3 juin 2020 / Sheerazad Chekaik-Chaila et Hugo Clarence Janody (Reporterre)



La friche Saint-Sauveur, à Lille, cumule vingt-trois hectares de nature en pleine ville. Devenue une Zap, une « zone à protéger », elle est menacée par un projet de nouveau quartier au grand dam des flâneurs urbains comme de ses habitants précaires.

  • Lille, reportage

La brèche fend l’épais mur de briques rouges. Un trou d’un bon mètre de large par lequel vont et viennent toutes sortes de silhouettes. À gauche, un panneau dissuade de pénétrer sur le terrain caché de l’autre côté. « Entrons », a écrit une main, en lettres rondes, sur la droite du mur. Porte d’entrée sur la friche Saint-Sauveur, l’ouverture dispose d’une adresse : 116 ter, rue de Cambrai, dans le centre de Lille.

« Venez, je vous montre », invite un homme suivi d’un ami. Le vaste terrain, propriété de la ville et de la Métropole européenne de Lille (MEL), fait l’objet, depuis 2016, d’un rapport de force avec des collectifs d’habitants, dont le très actif Fête la Friche. Fin 2018, deux associations – Aspi et [Parc|Protection aménagement réappropriation collective du site Saint Sauveur et de son belvédère] – ont obtenu de la justice administrative le gel du projet de nouveau quartier voulu à cet endroit par les collectivités. Devenue « zone à protéger » (Zap), la friche Saint-Sauveur et ses vingt-trois hectares incarnent les enjeux lillois de la préservation de la nature en ville, dans une commune en manque de végétation comme de logements. Depuis quelques mois, des sans-papiers et des sans domicile fixe y organisent leur quotidien. Entre protection des personnes et de la nature, plusieurs causes cohabitent dans cette zone à protéger unique en son genre.

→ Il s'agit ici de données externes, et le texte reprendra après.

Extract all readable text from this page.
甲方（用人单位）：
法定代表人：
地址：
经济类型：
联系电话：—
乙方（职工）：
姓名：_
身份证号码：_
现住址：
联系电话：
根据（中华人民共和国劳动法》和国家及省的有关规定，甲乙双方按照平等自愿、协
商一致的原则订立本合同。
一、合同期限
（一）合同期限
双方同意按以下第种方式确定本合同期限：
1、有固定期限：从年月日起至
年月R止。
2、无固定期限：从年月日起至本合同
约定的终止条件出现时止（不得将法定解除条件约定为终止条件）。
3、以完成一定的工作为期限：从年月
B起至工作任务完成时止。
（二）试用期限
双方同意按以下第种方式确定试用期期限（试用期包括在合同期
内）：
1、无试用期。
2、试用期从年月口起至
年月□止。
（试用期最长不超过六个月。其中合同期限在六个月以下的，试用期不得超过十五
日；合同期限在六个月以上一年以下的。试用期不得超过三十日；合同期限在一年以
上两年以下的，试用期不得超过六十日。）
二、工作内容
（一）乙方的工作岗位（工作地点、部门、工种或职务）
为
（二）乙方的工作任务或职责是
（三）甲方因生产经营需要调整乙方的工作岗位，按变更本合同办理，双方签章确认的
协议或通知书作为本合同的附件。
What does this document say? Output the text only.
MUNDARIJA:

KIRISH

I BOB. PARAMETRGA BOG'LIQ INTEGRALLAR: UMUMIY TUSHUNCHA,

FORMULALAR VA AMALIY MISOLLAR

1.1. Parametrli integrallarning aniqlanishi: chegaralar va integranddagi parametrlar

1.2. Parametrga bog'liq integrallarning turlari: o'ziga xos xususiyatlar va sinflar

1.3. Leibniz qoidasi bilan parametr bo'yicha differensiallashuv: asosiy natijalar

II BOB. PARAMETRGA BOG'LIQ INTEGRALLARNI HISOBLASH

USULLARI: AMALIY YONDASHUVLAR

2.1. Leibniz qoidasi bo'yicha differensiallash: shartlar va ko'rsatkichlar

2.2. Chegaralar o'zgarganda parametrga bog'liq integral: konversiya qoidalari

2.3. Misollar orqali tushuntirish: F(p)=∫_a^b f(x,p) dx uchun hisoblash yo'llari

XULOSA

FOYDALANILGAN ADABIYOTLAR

Malik, 27 ans. Il est difficile de se laver sur le campement car il n’y a ni eau courante, ni électricité.

« Camille, est-ce qu’il te reste des vis ? » Au bout d’un chemin de poussière, Diallo, la trentaine, cogne sur ses dernières pointes aussi fort que le soleil de mai lui tape sur la tête. Depuis trois jours, il fabrique sa cabane avec des bouts de bois et de palettes. « Je n’ai pas trop le choix... » Avant, Diallo occupait un squat ironiquement baptisé « cinq étoiles » pour son humidité, son absence de chauffage et de sanitaires décents. L’endroit, situé à deux pas, abritait quelque deux cents hommes exilés, principalement originaires de Guinée et du Mali. Après son évacuation brutale en juin 2019, Diallo s’est retrouvé à la rue.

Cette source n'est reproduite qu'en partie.